En marge de son deuxième tour au Miami Open, Jannik Sinner a été interrogé sur la jeune Autrichienne Lilli Tagger, 18 ans, considérée comme l'un des plus grands espoirs du tennis féminin. Le numéro 2 mondial, qui venait de disposer de Damir Dzumhur sur le score de 6-3, 6-3, n'a pas ménagé ses éloges à son égard.
Un succès express avant la conférence de presse
9 aces, 64 % de premières balles et un taux de conversion sur balles de break qui n'a pas eu à s'exprimer face à un adversaire incapable de créer la moindre opportunité : Jannik Sinner a réglé l'affaire en deux sets nets contre Damir Dzumhur (voir le détail du match). L'Italien n'a concédé aucune balle de break sur toute la rencontre.
Dzumhur, classé 60e mondial, n'a pas su créer la moindre opportunité malgré 65 % de premières balles en jeu. Le Bosnien a terminé la partie sans avoir converti la moindre occasion, un indicateur qui résume à lui seul l'imperméabilité de Sinner dans ce match.

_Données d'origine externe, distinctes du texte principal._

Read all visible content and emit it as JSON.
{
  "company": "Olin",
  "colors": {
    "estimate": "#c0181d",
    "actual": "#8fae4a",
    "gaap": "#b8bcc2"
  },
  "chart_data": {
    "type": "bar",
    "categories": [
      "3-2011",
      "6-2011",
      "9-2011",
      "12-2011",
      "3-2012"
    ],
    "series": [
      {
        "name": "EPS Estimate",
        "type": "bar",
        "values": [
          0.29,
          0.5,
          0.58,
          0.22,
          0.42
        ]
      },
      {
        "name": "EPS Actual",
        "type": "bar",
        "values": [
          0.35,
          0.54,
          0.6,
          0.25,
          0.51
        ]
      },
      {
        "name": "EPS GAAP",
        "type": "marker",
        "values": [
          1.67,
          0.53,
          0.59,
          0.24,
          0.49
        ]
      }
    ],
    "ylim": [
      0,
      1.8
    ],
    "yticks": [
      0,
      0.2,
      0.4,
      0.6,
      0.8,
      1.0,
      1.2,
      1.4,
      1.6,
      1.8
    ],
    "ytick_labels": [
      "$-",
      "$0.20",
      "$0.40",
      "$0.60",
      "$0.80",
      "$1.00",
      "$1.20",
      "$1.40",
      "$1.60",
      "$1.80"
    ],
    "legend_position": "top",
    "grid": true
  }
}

Tagger dans le viseur de Sinner
C'est en conférence de presse que l'échange a pris une autre dimension. Interrogé sur Lilli Tagger, l'Italien a confirmé la connaître et n'a pas hésité à mettre en avant ce qu'il perçoit comme ses atouts principaux. La passion d'abord, le talent ensuite — tels sont les piliers de sa progression selon l'Italien.
« Je la connais très bien. C'est une joueuse très talentueuse. Très talentueuse. Elle aime jouer au tennis. On voit la passion. Je pense que c'est la principale chose qu'un joueur doit avoir. »
Sinner a également évoqué un point commun avec la jeune Autrichienne : leur passé dans les sports d'hiver. Pour lui, cette expérience a forgé sa résistance mentale plutôt que d'apporter un avantage physique sur le court.
« Le ski vous apprend mentalement. En ski, vous pouvez vous blesser. Au tennis, vous jouez et au pire vous perdez un match. C'est très différent. »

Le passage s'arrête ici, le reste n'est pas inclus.